Total’s Floating Vessel for $16billion Egina Field to Arrive Nigeria April 2017

Multinational oil company, Total, has said the 200,000 barrels per day capacity Floating Production Storage Offloading, , vessel for its $16 billion Egina deepwater field will arrive Nigeria in March or April 2017.

The FPSO is being built by Samsung Heavy Industries of Korea at a cost of $3.3 billion, while the entire Egina field development project, including the FPSO will cost $16 billion.

The Deputy Managing Director of Total E & P in charge of Deepwater District, Ahmadu-Kida Musa, who spoke to newsmen during a recent facility tour of the company’s facilities in Port Harcourt, Rivers State, said Egina was the company’s next deepwater field in development phase after the discovery in 2003 and the signing of the Final Investment Decision (FID) in 2013.

He stated that the company’s target is to produce 200,000 barrels per day of crude oil from the Egina by 2018.
Musa said the development of Egina by Total and the Nigerian National Petroleum Corporation (NNPC) at a critical time when most other companies were not willing to invest, was a demonstration of Total’s boldness.

According to him, for Total to embark on such $16 billion project when other companies were not willing, showed the company was confident in Nigeria’s operating environment.

He said the Egina project is about 54 per cent completed with 11 wells drilled – seven oil producing wells and four water injection wells.

Musa also revealed that a lot of the fabrication work for Egina field, which is located two kilometers into the waters, had been completed by Saipem, Nestoil, Nigerdock, Dorman Long and Aveon.
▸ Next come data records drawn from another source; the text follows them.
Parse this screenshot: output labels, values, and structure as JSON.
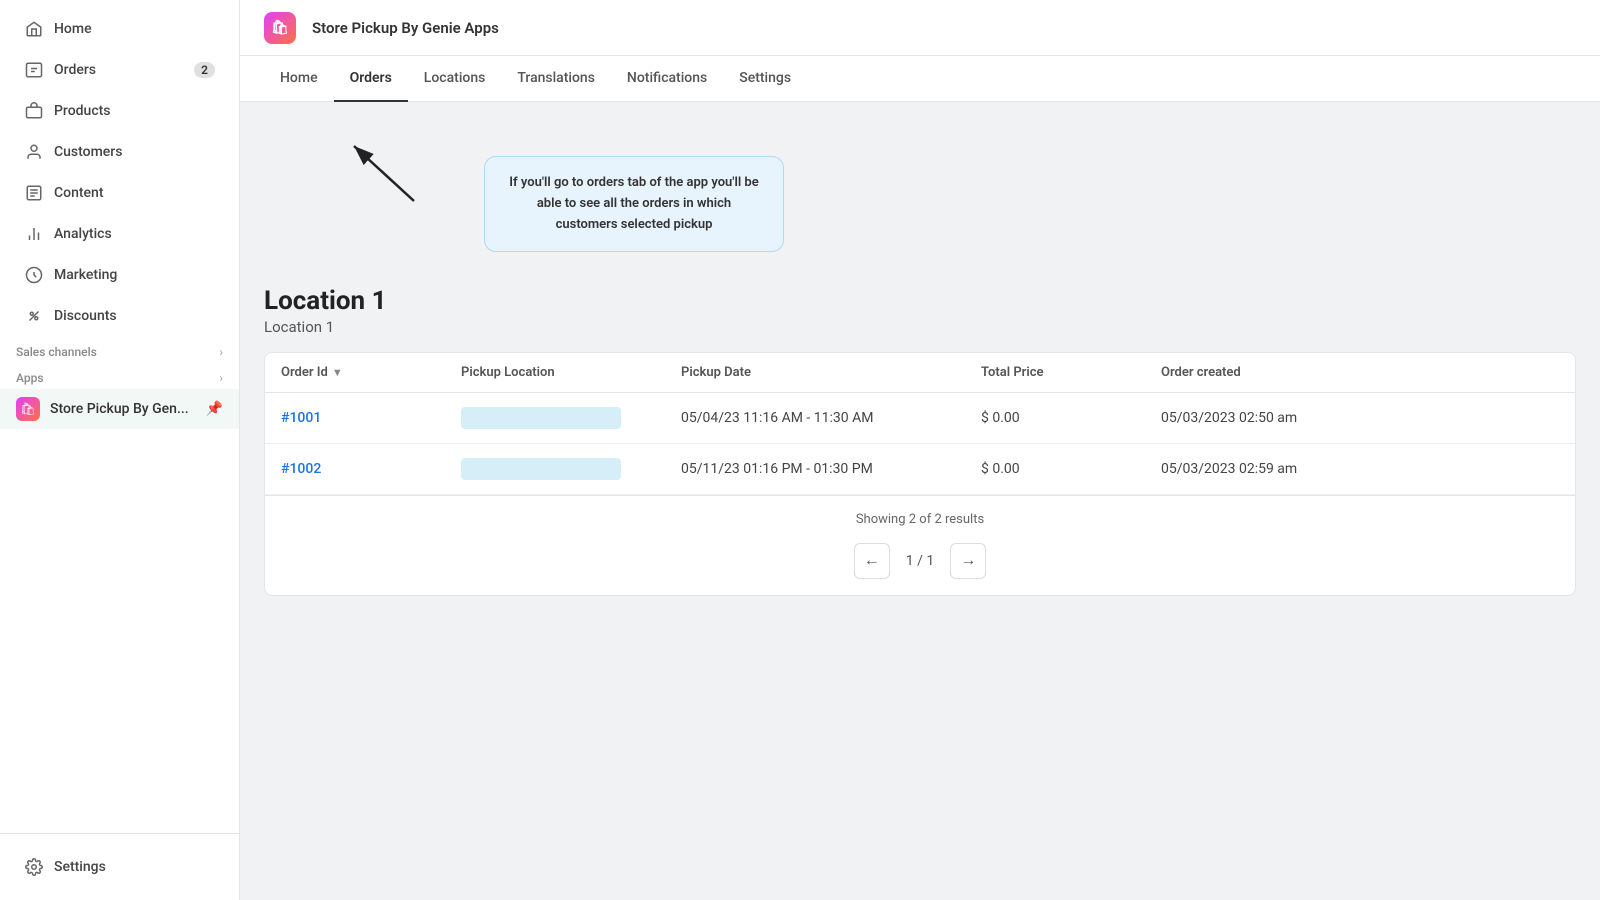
{
  "sidebar": {
    "items": [
      {
        "id": "home",
        "label": "Home",
        "icon": "home-icon",
        "badge": null
      },
      {
        "id": "orders",
        "label": "Orders",
        "icon": "orders-icon",
        "badge": "2"
      },
      {
        "id": "products",
        "label": "Products",
        "icon": "products-icon",
        "badge": null
      },
      {
        "id": "customers",
        "label": "Customers",
        "icon": "customers-icon",
        "badge": null
      },
      {
        "id": "content",
        "label": "Content",
        "icon": "content-icon",
        "badge": null
      },
      {
        "id": "analytics",
        "label": "Analytics",
        "icon": "analytics-icon",
        "badge": null
      },
      {
        "id": "marketing",
        "label": "Marketing",
        "icon": "marketing-icon",
        "badge": null
      },
      {
        "id": "discounts",
        "label": "Discounts",
        "icon": "discounts-icon",
        "badge": null
      }
    ],
    "sales_channels_label": "Sales channels",
    "apps_label": "Apps",
    "settings_label": "Settings",
    "active_app": {
      "name": "Store Pickup By Gen...",
      "icon": "🛍"
    }
  },
  "app_header": {
    "title": "Store Pickup By Genie Apps",
    "icon": "🛍"
  },
  "nav_tabs": [
    {
      "id": "home",
      "label": "Home"
    },
    {
      "id": "orders",
      "label": "Orders",
      "active": true
    },
    {
      "id": "locations",
      "label": "Locations"
    },
    {
      "id": "translations",
      "label": "Translations"
    },
    {
      "id": "notifications",
      "label": "Notifications"
    },
    {
      "id": "settings",
      "label": "Settings"
    }
  ],
  "tooltip": {
    "text": "If you'll go to orders tab of the app you'll be able to see all the orders in which customers selected pickup"
  },
  "location": {
    "title": "Location 1",
    "subtitle": "Location 1"
  },
  "table": {
    "columns": [
      {
        "id": "order_id",
        "label": "Order Id",
        "sortable": true
      },
      {
        "id": "pickup_location",
        "label": "Pickup Location",
        "sortable": false
      },
      {
        "id": "pickup_date",
        "label": "Pickup Date",
        "sortable": false
      },
      {
        "id": "total_price",
        "label": "Total Price",
        "sortable": false
      },
      {
        "id": "order_created",
        "label": "Order created",
        "sortable": false
      }
    ],
    "rows": [
      {
        "order_id": "#1001",
        "pickup_location": "",
        "pickup_date": "05/04/23 11:16 AM - 11:30 AM",
        "total_price": "$ 0.00",
        "order_created": "05/03/2023 02:50 am"
      },
      {
        "order_id": "#1002",
        "pickup_location": "",
        "pickup_date": "05/11/23 01:16 PM - 01:30 PM",
        "total_price": "$ 0.00",
        "order_created": "05/03/2023 02:59 am"
      }
    ],
    "results_text": "Showing 2 of 2 results",
    "pagination": {
      "current": "1",
      "total": "1",
      "display": "1 / 1"
    }
  }
}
“Egina is the next field on development phase. It was discovered in 2003 with FID taken in 2013. It is in the same environment with Akpo in the same Oil Mining Lease (OML) 130. For Total to sanction $16 billion project when nobody was willing to invest shows the company’s boldness. Total committed hundreds of millions of dollars without guarantee. Egina FPSO is one of the largest in the world. Sometime in March or April 2017, the Apapa Wharf will be blocked when the 300 metres FPSO will come into the country,” Musa explained.

According to him, 70 per cent of the project is local content, adding that “the framework of Egina is always local content.”